"Qui sont les antimodernes ? Balzac, Beyle, Ballanche, Baudelaire, Barbey, Bloy, Bourget, Brunetière, Barrès, Bernanos, Breton, Bataille, Blanchot, Barthes… Non pas tous les écrivains français dont le nom commence par un B, mais, dès la lettre B, un nombre imposant d’écrivains français. Non pas tous les champions du statu quo, les conservateurs et réactionnaires de tout poil, non pas tous les atrabilaires et les déçus de leur temps, les immobilistes et les ultracistes, les scrogneugneux et les grognons, mais les modernes en délicatesse avec les Temps modernes, le modernisme ou la modernité, ou les modernes qui le furent à contrecœur, modernes déchirés ou encore modernes intempestifs.

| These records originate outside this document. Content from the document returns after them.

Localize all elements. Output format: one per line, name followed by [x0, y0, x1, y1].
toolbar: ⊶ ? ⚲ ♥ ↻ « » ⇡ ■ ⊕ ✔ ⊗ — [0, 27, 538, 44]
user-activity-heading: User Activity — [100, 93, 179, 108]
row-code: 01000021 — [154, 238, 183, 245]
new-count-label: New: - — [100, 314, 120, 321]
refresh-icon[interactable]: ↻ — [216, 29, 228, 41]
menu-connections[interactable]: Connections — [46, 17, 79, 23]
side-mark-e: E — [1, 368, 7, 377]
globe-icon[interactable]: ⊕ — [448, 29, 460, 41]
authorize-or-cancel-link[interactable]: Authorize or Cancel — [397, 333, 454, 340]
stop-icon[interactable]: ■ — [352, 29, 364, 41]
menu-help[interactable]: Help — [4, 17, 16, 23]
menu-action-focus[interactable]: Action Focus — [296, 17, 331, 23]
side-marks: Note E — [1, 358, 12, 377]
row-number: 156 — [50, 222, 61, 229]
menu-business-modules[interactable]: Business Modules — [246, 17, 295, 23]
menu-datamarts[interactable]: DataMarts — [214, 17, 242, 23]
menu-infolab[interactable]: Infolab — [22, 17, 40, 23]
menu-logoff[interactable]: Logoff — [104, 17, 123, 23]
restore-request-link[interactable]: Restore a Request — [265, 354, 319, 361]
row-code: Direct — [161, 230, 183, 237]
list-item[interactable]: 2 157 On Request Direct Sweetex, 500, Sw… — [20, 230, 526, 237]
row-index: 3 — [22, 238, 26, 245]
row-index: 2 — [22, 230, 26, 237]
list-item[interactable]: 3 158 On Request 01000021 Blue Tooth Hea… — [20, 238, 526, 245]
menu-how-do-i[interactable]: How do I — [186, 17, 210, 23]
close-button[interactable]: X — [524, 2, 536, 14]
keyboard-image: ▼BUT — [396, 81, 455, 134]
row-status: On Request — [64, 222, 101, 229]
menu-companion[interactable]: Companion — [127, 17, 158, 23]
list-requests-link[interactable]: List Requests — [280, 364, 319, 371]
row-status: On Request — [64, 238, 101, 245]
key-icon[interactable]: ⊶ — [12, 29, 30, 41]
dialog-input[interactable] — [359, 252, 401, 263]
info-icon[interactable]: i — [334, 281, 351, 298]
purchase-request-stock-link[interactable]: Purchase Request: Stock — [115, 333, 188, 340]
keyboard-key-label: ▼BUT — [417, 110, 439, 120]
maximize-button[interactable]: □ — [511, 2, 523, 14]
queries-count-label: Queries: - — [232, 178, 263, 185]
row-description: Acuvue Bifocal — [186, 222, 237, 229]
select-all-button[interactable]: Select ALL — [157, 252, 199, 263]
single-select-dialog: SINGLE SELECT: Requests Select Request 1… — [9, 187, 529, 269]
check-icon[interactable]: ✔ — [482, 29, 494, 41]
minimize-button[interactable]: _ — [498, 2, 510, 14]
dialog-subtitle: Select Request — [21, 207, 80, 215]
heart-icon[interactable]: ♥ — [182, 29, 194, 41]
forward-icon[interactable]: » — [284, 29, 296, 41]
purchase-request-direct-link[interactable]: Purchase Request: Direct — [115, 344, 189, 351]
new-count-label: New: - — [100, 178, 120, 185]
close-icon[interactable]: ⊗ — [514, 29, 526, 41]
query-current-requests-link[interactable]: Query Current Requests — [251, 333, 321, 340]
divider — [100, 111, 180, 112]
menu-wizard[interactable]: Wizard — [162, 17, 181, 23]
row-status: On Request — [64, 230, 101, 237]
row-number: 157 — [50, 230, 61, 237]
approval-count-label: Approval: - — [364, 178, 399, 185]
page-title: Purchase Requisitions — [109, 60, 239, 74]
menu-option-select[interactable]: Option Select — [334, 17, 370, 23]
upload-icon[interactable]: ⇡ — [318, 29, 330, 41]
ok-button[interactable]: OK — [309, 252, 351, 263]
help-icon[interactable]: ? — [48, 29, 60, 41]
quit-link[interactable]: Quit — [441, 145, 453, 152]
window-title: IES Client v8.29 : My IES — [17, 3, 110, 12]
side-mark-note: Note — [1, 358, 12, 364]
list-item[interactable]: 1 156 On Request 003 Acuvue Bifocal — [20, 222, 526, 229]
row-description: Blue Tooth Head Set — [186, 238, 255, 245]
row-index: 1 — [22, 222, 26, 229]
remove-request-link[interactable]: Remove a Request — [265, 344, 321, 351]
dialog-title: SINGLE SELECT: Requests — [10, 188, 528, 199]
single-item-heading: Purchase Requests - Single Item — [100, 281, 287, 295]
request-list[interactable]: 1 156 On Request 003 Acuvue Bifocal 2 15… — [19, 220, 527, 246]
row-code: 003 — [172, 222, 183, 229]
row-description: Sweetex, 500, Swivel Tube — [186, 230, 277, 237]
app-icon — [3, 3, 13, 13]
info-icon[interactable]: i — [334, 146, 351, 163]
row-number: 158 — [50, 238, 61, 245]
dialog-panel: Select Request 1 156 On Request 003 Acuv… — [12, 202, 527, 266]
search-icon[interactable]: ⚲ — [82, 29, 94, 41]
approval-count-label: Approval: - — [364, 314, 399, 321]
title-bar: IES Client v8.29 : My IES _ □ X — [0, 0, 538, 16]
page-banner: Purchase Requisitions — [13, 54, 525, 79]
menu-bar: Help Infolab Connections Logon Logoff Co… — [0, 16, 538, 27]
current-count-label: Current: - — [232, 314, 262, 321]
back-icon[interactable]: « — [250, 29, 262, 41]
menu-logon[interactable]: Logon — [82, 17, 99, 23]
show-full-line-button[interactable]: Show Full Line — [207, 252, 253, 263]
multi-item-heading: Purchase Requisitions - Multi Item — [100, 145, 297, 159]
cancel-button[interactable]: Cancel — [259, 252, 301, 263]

Pourquoi les nommer antimodernes ? D’abord pour éviter la connotation dépréciative généralement attachée aux autres appellations possibles de cette tradition essentielle parcourant les deux derniers siècles de notre histoire littéraire. Ensuite, parce que les véritables antimodernes sont aussi, en même temps, des modernes, encore et toujours des modernes, ou des modernes malgré eux. Baudelaire en est le prototype, sa modernité — il inventa la notion — étant inséparable de sa résistance au « monde moderne », comme devait le qualifier un autre antimoderne, Péguy, ou peut-être de sa réaction contre le moderne en lui-même, de sa haine de soi en tant que moderne. Ainsi choisit-il non pas Manet, son ami et pair, comme « peintre de la vie moderne », mais Constantin Guys, artiste dépassé par l’invention de la photographie, tandis qu’il écrivait à Manet : « […] vous n’êtes que le premier dans la décrépitude de votre art(1). »
Les antimodernes — non les traditionalistes donc, mais les antimodernes authentiques — ne seraient autres que les modernes, les vrais modernes, non dupes du moderne, déniaisés. On se dit d’abord qu’ils devraient être différents, mais on se rend compte bientôt que ce sont les mêmes, les mêmes vus sous un autre angle, ou les meilleurs d’entre eux."
-Antoine Compagnon, Les antimodernes. De Joseph de Maistre à Roland Barthes, Gallimard, 2005.
"Caillois jouait avec les idées de [Joseph de Maistre] jusqu’en 1940, mais, aussitôt après, il se fit gaulliste fervent."
"Le national-républicanisme d’un Régis Debray est-il antimoderne ? Ou le passage du républicanisme à la laïcité positive d’un Max Gallo ? Ou la nostalgie de l’école et de la culture de la Troisième République chez un Alain Finkielkraut ?"
"Ni Benoît XVI ni Houellebecq, car pour être antimoderne, il est indispensable d’avoir traversé le moderne, comme Chateaubriand en 1789, comme Baudelaire en 1848, comme Péguy durant l’affaire Dreyfus, comme Gracq avec le surréalisme, comme Barthes avec le brechtisme. Un écrivain qui pense et écrit comme un naturaliste de la fin du XIXe siècle, comme si ni Proust ni Joyce n’avaient existé, n’est pas un antimoderne."
-Antoine Compagnon, postface à Antoine Compagnon, Les antimodernes. De Joseph de Maistre à Roland Barthes, Gallimard, 2005.